Présentation par l’éditeur:
«C’était un chien gris avec une verrue comme un grain de beauté sur le côté droit du museau et du poil roussi autour de la truffe, ce qui le faisait ressembler au fumeur invétéré sur l’enseigne du Chien-qui-fume, un bar-tabac à Nice, non loin du lycée de mon enfance.
Il m’observait, la tête légèrement penchée de côté, d’un regard intense et fixe, ce regard des chiens de fourrière qui vous guettent au passage avec un espoir angoissé et insupportable.
Il entra dans mon existence le 17 février 1968 à Beverly Hills, où je venais de rejoindre ma femme Jean Seberg, pendant le tournage d’un film.»
L’Amérique à feu et à sang, vue par l’auteur de La promesse de l’aube et des Racines du ciel, prix Goncourt 1956.
Quelques citations:
– ... mais il va sans dire qu’un romancier se trompe plus facilement qu’un autre sur la nature des êtres et des choses, parce qu’il les imagine. Je me suis toujours imaginé tous ceux que je rencontrais dans ma vie ou qui ont vécu près de moi. Pour un professionnel de l’imagination, c’est plus facile et cela vous évite de vous fatiguer. Vous ne perdez plus votre temps à essayer de connaître vos proches, à vous pencher sur eux, à leur prêter vraiment attention. Vous les inventez. Après, lorsque vous avez une surprise, vous leur en voulez terriblement: ils vous ont déçu. En somme, ils n’étaient pas dignes de votre talent.

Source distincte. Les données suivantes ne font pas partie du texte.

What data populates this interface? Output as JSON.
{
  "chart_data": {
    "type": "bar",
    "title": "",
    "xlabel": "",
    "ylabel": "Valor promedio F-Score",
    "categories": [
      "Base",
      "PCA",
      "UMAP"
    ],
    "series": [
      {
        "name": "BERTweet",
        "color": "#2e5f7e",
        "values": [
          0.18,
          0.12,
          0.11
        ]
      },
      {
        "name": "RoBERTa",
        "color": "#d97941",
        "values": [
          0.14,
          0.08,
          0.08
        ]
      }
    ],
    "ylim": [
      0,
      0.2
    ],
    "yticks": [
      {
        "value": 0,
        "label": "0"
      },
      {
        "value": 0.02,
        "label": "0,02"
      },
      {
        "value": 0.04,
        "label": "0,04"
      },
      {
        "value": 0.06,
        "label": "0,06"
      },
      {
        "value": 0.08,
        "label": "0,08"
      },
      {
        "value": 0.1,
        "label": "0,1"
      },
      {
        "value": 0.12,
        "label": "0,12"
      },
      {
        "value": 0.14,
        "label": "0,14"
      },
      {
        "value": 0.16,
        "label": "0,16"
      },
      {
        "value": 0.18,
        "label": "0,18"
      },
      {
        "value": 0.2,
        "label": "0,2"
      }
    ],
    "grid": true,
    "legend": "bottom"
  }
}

– Je roule à travers Coldwater Canyon avec, dans le cœur, assez de pierres pour bâtir encore quelques beaux lieux de prière.

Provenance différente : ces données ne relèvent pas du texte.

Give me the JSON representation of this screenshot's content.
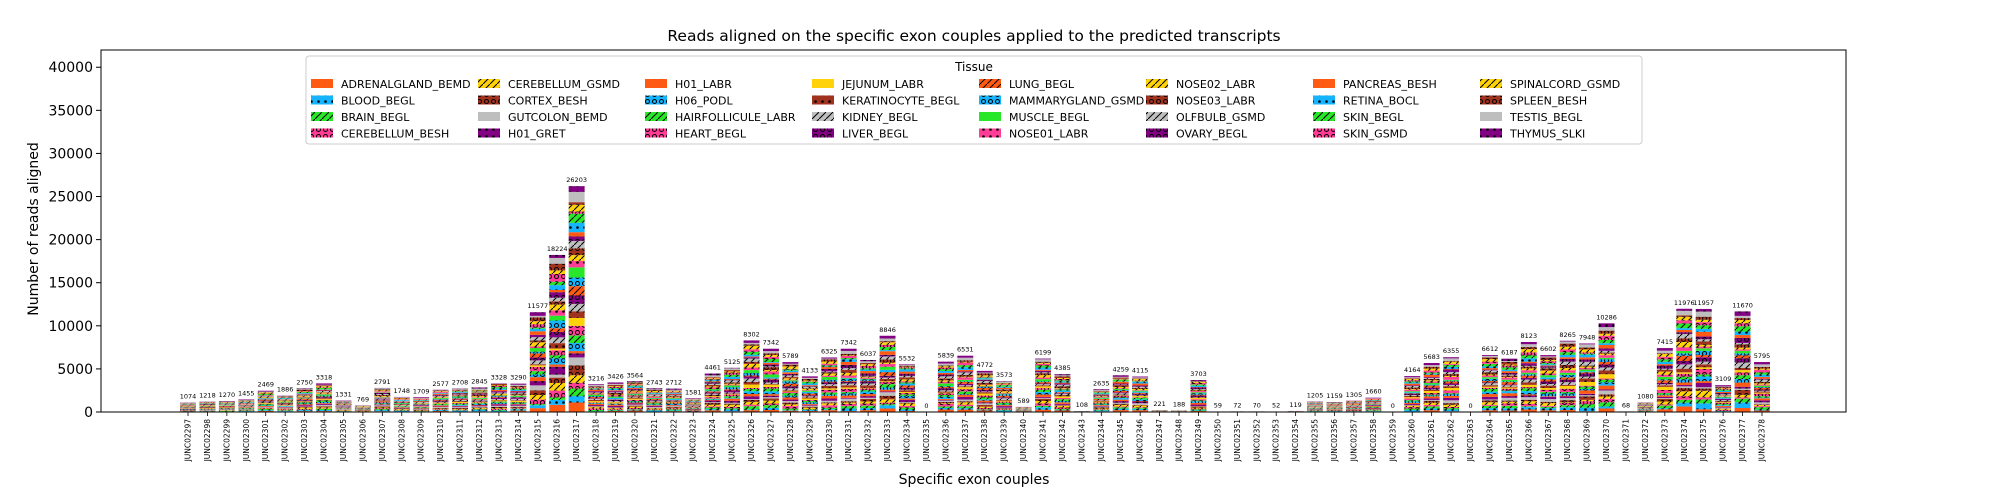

– Je suis en train de me dire que le problème noir aux Etats-Unis pose une question qui le rend pratiquement insoluble: celui de la Bêtise. Il a ses racines dans les profondeurs de la plus grande puissance spirituelle de tous les temps, qui est la Connerie. Jamais, dans l’histoire, l’intelligence n’est arrivée à résoudre des problèmes humains lorsque leur nature essentielle est celle de la Bêtise. Elle est arrivée à les contourner, à s’arranger avec eux par l’habileté ou par la force, mais neuf fois sur dix, lorsque l’intelligence croyait déjà en sa victoire, elle a vu surgir en son milieu toute la puissance de la Bêtise immortelle. Il suffit de voir ce que la Bêtise a fait des victoires du communisme, par exemple, du déferlement des spermatozoïdes de la « révolution culturelle », ou, au moment où j’écris, de l’assassinat du « printemps de Prague » au nom de la « pensée marxiste correcte ».
– [A propos des Américains blancs et ségrégationnistes:]
Je ne devrais pourtant pas leur en vouloir: ils ont des siècles d’esclavage derrière eux. Je ne parle pas des Noirs. Je parle des Blancs. Ça fait deux siècles qu’ils sont esclaves des idées reçues, des préjugés sacro-saints pieusement transmis de père en fils, et qu’ils ont pieds et poings liés par le grand cérémonial des idées reçues, moules qui enserrent les cerveaux, pareils à ces sabots qui déformaient jadis dès l’enfance les pieds des femmes chinoises. J’essaie de me dominer, pendant qu’on m’explique une fois de plus que « vous ne pouvez pas comprendre, vous n’avez pas dix-sept millions de Noirs en France ». C’est vrai: mais nous avons cinquante millions de Français, ce qui n’est pas jojo non plus.
– [Lors d’émeutes à Washington DC après l’assassinat de Martin Luther King:]
Une maison brûle, mais elle n’intéresse personne. Par contre, à cinquante mètres de là, devant la vitrine d’un magasin, on regarde les maisons brûler sur l’écran d’une télévision. La réalité est là, à deux pas, mais on préfère la guetter sur le petit écran: puisqu’on l’a choisie pour vous la montrer, ça doit être mieux que cette maison qui brûle à côté de vous. La civilisation de l’image est à son apogée.
– Mais il faut pourtant reconnaître que cette soif de pureté et d’authenticité absolues vous isole, vous enferme à l’intérieur de votre petit royaume du Je et empêche tous les ralliements…
– J’ai toujours été plus sensible aux femmes jolies qu’aux femmes belles: les femmes belles ont toujours l’air de n’avoir besoin de personne.